Let’s imagine that you have got hold of one of my models, and think you can improve it. Maybe you decide to add a couple of stocks and flows, change an equation or two, adjust some of the parameter values, and edit the labels for some of the variables. Great: I’m quite prepared to believe that your model is an improvement. But: I would like to know what changes you have made.
Wouldn’t it be good if we could do that automatically? – get a report of the things you have added, removed or changed? The Systo widget compare_models_text does just that. As the name suggests, it produces a text report of the differences between two models, where one is derived from the other.
It is best understood by looking at the following two diagrams, which show two versions of a simple model (Miniworld).
The red circle shows where something has been removed; the green circle, where something has been added; and the red and green dots illustrate the change in node label.
Now let’s look at the report produced by the compare_models_text widget.
Pale red indicates a removal; pale green indicates an addition. You can see that 2 nodes have been added: the stock “Extra stock” and the valve “extra flow”. One node has been removed: the variable “birth_control”. One label has been changed. We can also see that the equation for the “births” valve has been changed (something not shown on the diagram).
For space reasons, I have not shown a similar report on the changes to the arrows: the loss of the influence arrow from “birth_control”, and the gain of the flow arrow into “Extra stock”.
Often you want to see just the changes, and a simple option setting allows you to suppress all identical rows (i.e. nodes and arrows which are the same in both models).
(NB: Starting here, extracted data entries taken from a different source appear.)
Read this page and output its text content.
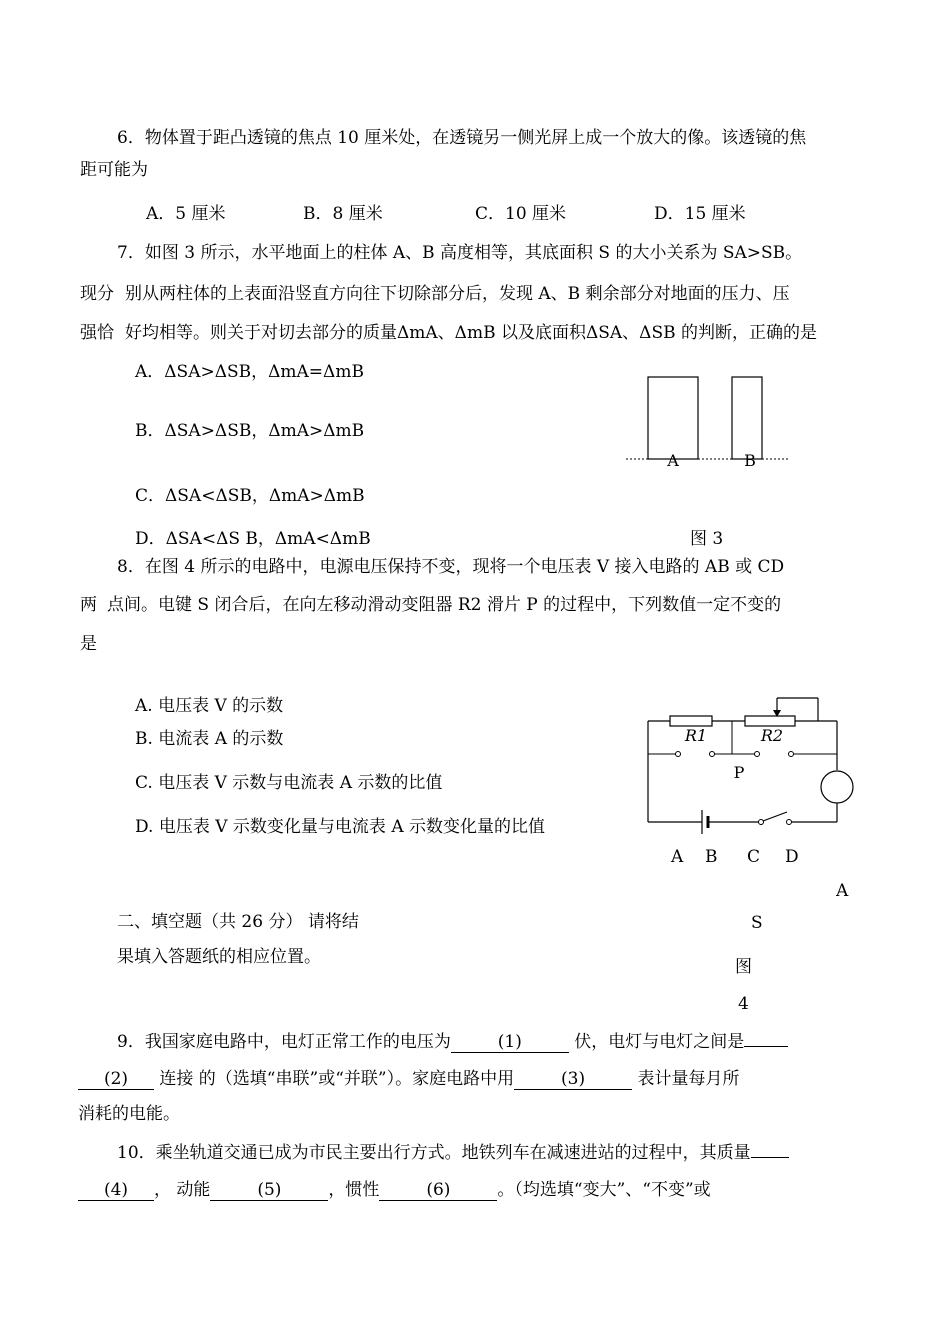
6．物体置于距凸透镜的焦点 10 厘米处，在透镜另一侧光屏上成一个放大的像。该透镜的焦
距可能为
A．5 厘米	B．8 厘米	C．10 厘米	D．15 厘米
7．如图 3 所示，水平地面上的柱体 A、B 高度相等，其底面积 S 的大小关系为 SA>SB。
现分 别从两柱体的上表面沿竖直方向往下切除部分后，发现 A、B 剩余部分对地面的压力、压
强恰 好均相等。则关于对切去部分的质量ΔmA、ΔmB 以及底面积ΔSA、ΔSB 的判断，正确的是
A．ΔSA>ΔSB，ΔmA=ΔmB
B．ΔSA>ΔSB，ΔmA>ΔmB
C．ΔSA<ΔSB，ΔmA>ΔmB
D．ΔSA<ΔS B，ΔmA<ΔmB
A	B
图 3
8．在图 4 所示的电路中，电源电压保持不变，现将一个电压表 V 接入电路的 AB 或 CD
两 点间。电键 S 闭合后，在向左移动滑动变阻器 R2 滑片 P 的过程中，下列数值一定不变的
是
A. 电压表 V 的示数
B. 电流表 A 的示数
C. 电压表 V 示数与电流表 A 示数的比值
D. 电压表 V 示数变化量与电流表 A 示数变化量的比值
R1	R2
P
A B C D
A
S
图
4
二、填空题（共 26 分） 请将结
果填入答题纸的相应位置。
9．我国家庭电路中，电灯正常工作的电压为	(1)	伏，电灯与电灯之间是
(2) 连接 的（选填“串联”或“并联”）。家庭电路中用	(3)	表计量每月所
消耗的电能。
10．乘坐轨道交通已成为市民主要出行方式。地铁列车在减速进站的过程中，其质量
(4) ， 动能	(5)	，惯性	(6)	。（均选填“变大”、“不变”或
Clearly, it would be good to complement this text report with a corresponding diagram, similar to the hand-crafted one above. I have ideas about how to do this, but have not yet started to implement it.
Note that this widget uses the internal IDs of the nodes and arrows (not their labels) to decide on which elements are the same in the two models. So, it can work only where one model really is derived from another. It would not work if the second model is re-implemented from scratch, even if you tried to copy the first, since there is no guarantee that all the elements will be added in the same order. Determining similarity and differences between two independently-produced models (using, perhaps, the labels, equations and general topology of the model) is a much harder problem, and probably impossible to come up with a prefect solution that works in all situations.